The redesigned Freedom Tower at Ground Zero in Lower Manhattan, planned to become America’s tallest building, will be a monolithic glass structure reflecting the sky and topped by a sculpted antenna, the architects said Wednesday.
Symbolic of the Declaration of Independence, the reworked 1,776-foot centerpiece of the World Trade Center site unveiled by architect David Childs will have a base sheathed with rolled, heat-treated glass over concrete.
The tower is planned as a symbol of New York’s revitalization after the Sept. 11 attacks in 2001, which claimed more than 2,700 lives at the World Trade Center.
Rebuilding has been dogged by almost five years of acrimony over designs, security, insurance and control of the 16-acre site at Ground Zero.
The new design uses a high-tech laminated safety glass, which if attacked by a truck bomb would shatter into falling pebbles, not break into flying shards.
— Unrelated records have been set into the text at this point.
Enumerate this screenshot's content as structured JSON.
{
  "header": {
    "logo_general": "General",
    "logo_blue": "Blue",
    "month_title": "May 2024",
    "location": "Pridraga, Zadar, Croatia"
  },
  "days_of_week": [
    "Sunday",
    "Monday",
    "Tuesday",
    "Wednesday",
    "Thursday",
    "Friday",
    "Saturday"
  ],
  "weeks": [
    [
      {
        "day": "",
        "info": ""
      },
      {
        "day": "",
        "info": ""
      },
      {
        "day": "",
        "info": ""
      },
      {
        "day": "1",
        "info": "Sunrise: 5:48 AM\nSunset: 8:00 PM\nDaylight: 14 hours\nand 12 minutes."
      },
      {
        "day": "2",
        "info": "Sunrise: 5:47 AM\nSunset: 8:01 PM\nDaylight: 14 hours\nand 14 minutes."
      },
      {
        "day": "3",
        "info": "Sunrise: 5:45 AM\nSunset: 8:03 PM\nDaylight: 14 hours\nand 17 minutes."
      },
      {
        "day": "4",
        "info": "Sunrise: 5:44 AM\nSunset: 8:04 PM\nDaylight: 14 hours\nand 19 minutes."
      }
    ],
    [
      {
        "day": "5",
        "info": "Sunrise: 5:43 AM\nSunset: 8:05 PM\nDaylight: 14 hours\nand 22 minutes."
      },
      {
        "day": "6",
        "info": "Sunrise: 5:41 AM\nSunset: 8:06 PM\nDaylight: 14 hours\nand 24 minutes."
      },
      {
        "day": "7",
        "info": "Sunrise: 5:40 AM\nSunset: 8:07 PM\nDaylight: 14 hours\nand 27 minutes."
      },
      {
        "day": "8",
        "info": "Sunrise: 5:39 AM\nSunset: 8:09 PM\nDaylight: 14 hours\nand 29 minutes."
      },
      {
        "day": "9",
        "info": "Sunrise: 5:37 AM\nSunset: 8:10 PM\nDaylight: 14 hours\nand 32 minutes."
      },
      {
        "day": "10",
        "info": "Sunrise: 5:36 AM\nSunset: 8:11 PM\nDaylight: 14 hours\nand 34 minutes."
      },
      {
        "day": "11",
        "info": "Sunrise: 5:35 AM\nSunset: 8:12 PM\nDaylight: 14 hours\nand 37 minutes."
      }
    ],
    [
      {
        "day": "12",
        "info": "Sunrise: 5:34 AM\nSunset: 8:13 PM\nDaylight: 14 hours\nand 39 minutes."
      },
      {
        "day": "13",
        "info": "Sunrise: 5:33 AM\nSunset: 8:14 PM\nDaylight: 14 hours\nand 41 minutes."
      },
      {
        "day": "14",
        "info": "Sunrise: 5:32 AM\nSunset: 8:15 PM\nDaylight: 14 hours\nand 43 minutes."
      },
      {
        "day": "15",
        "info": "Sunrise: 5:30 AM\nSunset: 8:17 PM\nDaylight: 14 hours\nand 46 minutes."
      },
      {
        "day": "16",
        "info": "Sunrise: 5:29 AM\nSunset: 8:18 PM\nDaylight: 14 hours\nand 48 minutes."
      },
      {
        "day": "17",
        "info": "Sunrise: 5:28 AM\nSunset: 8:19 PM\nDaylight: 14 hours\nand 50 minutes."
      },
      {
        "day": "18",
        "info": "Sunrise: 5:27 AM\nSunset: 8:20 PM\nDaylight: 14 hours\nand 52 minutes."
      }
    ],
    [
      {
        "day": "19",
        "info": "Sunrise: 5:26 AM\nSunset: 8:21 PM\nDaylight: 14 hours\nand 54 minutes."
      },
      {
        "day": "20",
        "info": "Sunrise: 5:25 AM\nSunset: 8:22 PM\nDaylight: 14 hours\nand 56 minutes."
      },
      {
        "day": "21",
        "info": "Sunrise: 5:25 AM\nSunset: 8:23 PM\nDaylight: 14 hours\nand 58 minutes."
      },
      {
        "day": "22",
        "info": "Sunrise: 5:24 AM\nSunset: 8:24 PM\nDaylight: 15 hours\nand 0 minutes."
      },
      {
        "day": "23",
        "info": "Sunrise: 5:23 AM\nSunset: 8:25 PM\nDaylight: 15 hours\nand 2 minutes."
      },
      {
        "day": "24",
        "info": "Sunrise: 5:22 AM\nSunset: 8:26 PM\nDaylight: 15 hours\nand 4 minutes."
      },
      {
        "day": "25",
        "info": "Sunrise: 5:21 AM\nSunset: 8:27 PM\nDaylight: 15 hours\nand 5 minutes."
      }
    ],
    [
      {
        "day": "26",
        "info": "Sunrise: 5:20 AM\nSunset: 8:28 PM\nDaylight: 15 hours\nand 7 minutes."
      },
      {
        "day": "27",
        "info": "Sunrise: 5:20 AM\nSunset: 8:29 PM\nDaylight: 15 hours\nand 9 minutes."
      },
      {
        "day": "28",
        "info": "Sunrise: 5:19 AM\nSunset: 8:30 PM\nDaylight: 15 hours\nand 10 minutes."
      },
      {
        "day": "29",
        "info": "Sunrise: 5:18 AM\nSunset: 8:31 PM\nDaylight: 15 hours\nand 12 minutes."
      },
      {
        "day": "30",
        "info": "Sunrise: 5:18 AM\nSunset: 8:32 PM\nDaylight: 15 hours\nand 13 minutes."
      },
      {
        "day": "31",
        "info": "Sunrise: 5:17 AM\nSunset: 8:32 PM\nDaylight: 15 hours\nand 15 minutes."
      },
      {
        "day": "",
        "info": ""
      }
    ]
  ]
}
The previous design featured a 200-foot metal and concrete base, added after New York police said the building would be vulnerable to truck bombing. The design was also criticized for looking too bunker-like.
Planned completed by 2011
The new plan for the building — construction began in April and is hoped to be completed by 2011 — was made after consulting New York police counterterrorism experts as well as state and city officials.
The exterior glass to be used is rolled with molten metal and the design features a vertical triangular rib motif, echoed throughout the building and on the antenna.
The tower will be surrounded by groups of steps leading to the entrance, serving as a public plaza and security buffer zone. A series of thigh-high rectangular slabs on the site’s perimeter -- resembling tombstones in an artist’s rendering — will guard against truck bombs.
The antenna, to be used by radio and television broadcasters, has been given a more sculptural feel by Kenneth Snelson, a sculptor best-known for his Needle Tower, installed in New York’s Bryant Park in 1968.
Clear glass to act as a mirror
The antenna raises the building from 1,368 feet — the height of the original World Trade Center’s 110-story twin towers — to the full 1,776 feet.
Unlike most other glass-clad office buildings, the Freedom Tower will appear clear because they will remove the iron, which tints glass green, Kenneth Lewis of architects Skidmore, Owings & Merrill told reporters at a preview.
“We’ve tried to make it more monolithic,” he said. “It’s reflecting the sky and the changing light’s character as the day goes on.”
The architects have drastically rethought Daniel Libeskind’s original twisting design for the Freedom Tower because it would have been too hard to build and too vulnerable to attack.